Fair Division with Soft Conflicts

Researchers Hirotaka Yoneda and Masataka Yoneda have published a breakthrough paper titled 'Fair Division with Soft Conflicts' on arXiv, introducing a novel algorithmic solution to a complex resource allocation problem. The paper addresses how to fairly divide indivisible goods when there are 'soft' conflicts between items—represented as edges in a graph—where assigning conflicting goods to the same agent is allowed but undesirable. Their key contribution is a linear-time algorithm that, for any constant number of agents with general additive valuations, finds an allocation that is envy-free up to one good (EF1) while bounding the number of conflict violations. This solves a significant theoretical challenge in computational fair division, providing both efficiency and fairness guarantees where previous approaches struggled.

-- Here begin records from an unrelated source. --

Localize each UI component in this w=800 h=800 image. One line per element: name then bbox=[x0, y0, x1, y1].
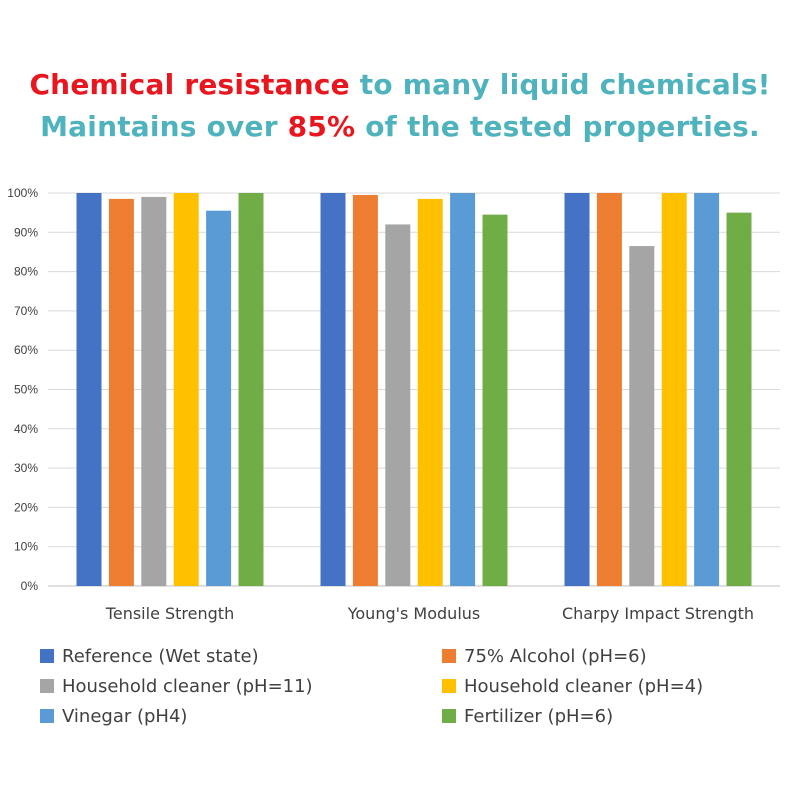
headline-segment: Chemical resistance bbox=[29, 68, 350, 101]
legend-swatch bbox=[442, 649, 456, 663]
bar bbox=[450, 193, 476, 586]
legend-item: 75% Alcohol (pH=6) bbox=[442, 644, 772, 668]
bar bbox=[726, 212, 752, 586]
bar bbox=[173, 193, 199, 586]
legend-swatch bbox=[40, 649, 54, 663]
bar bbox=[661, 193, 687, 586]
bar bbox=[76, 193, 102, 586]
chart-legend: Reference (Wet state) 75% Alcohol (pH=6) H… bbox=[40, 644, 780, 728]
x-category-label: Charpy Impact Strength bbox=[562, 604, 754, 623]
headline-segment: to many liquid chemicals! bbox=[349, 68, 771, 101]
legend-label: 75% Alcohol (pH=6) bbox=[464, 645, 647, 667]
legend-swatch bbox=[40, 709, 54, 723]
legend-label: Reference (Wet state) bbox=[62, 645, 259, 667]
y-tick-label: 50% bbox=[14, 383, 38, 397]
legend-item: Household cleaner (pH=4) bbox=[442, 674, 772, 698]
headline-line-2: Maintains over 85% of the tested propert… bbox=[0, 110, 800, 143]
legend-item: Vinegar (pH4) bbox=[40, 704, 442, 728]
bar bbox=[596, 193, 622, 586]
legend-swatch bbox=[40, 679, 54, 693]
y-tick-label: 30% bbox=[14, 461, 38, 475]
legend-swatch bbox=[442, 709, 456, 723]
y-tick-label: 40% bbox=[14, 422, 38, 436]
bar bbox=[564, 193, 590, 586]
y-tick-label: 80% bbox=[14, 265, 38, 279]
y-tick-label: 90% bbox=[14, 225, 38, 239]
bar bbox=[694, 193, 720, 586]
x-category-label: Tensile Strength bbox=[105, 604, 234, 623]
x-category-label: Young's Modulus bbox=[347, 604, 481, 623]
y-tick-label: 20% bbox=[14, 500, 38, 514]
headline-segment: 85% bbox=[287, 110, 356, 143]
y-tick-label: 0% bbox=[21, 579, 39, 593]
legend-label: Household cleaner (pH=4) bbox=[464, 675, 704, 697]
headline-segment: Maintains over bbox=[40, 110, 288, 143]
legend-label: Fertilizer (pH=6) bbox=[464, 705, 614, 727]
y-tick-label: 10% bbox=[14, 540, 38, 554]
bar bbox=[417, 198, 443, 586]
legend-swatch bbox=[442, 679, 456, 693]
y-tick-label: 100% bbox=[7, 186, 38, 200]
bar bbox=[352, 194, 378, 586]
bar bbox=[108, 198, 134, 586]
y-tick-label: 60% bbox=[14, 343, 38, 357]
bar bbox=[629, 246, 655, 586]
bar bbox=[141, 196, 167, 586]
bar bbox=[320, 193, 346, 586]
bar bbox=[385, 224, 411, 586]
y-tick-label: 70% bbox=[14, 304, 38, 318]
headline-segment: of the tested properties. bbox=[355, 110, 760, 143]
legend-label: Household cleaner (pH=11) bbox=[62, 675, 313, 697]
bar-chart: 0% 10% 20% 30% 40% 50% 60% 70% 80% 90% 100% Tensile… bbox=[7, 186, 780, 623]
legend-item: Fertilizer (pH=6) bbox=[442, 704, 772, 728]
legend-item: Reference (Wet state) bbox=[40, 644, 442, 668]
legend-item: Household cleaner (pH=11) bbox=[40, 674, 442, 698]
bar bbox=[482, 214, 508, 587]
bar bbox=[206, 210, 232, 586]
legend-label: Vinegar (pH4) bbox=[62, 705, 188, 727]
headline-line-1: Chemical resistance to many liquid chemi… bbox=[0, 68, 800, 101]
bar bbox=[238, 193, 264, 586]
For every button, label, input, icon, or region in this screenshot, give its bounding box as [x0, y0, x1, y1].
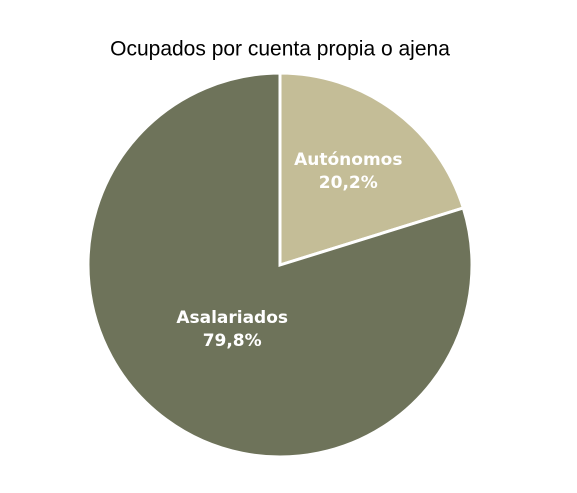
slice-label: Autónomos — [294, 150, 402, 170]
slice-value-label: 79,8% — [203, 331, 262, 351]
slice-value-label: 20,2% — [319, 173, 378, 193]
chart-title: Ocupados por cuenta propia o ajena — [110, 38, 450, 61]
pie-slice — [86, 71, 474, 459]
pie-slice — [278, 71, 466, 268]
slice-label: Asalariados — [176, 308, 288, 328]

Technically, the algorithm achieves at most |E|/n + O(|E|^{1-1/(2n-2)}) violations, with the leading term |E|/n matching the worst-case lower bound. The researchers employ an innovative approach combining Biswas & Barman's (2018) algorithm for fair division with cardinality constraints with a new geometric 'closest points' argument. For the simpler case of identical additive valuations, they also present a straightforward round-robin-based algorithm that guarantees EF1 with at most |E|/n violations. This work advances the theoretical foundations of fair allocation with constraints and has immediate implications for practical applications requiring both fairness and conflict minimization in resource distribution systems.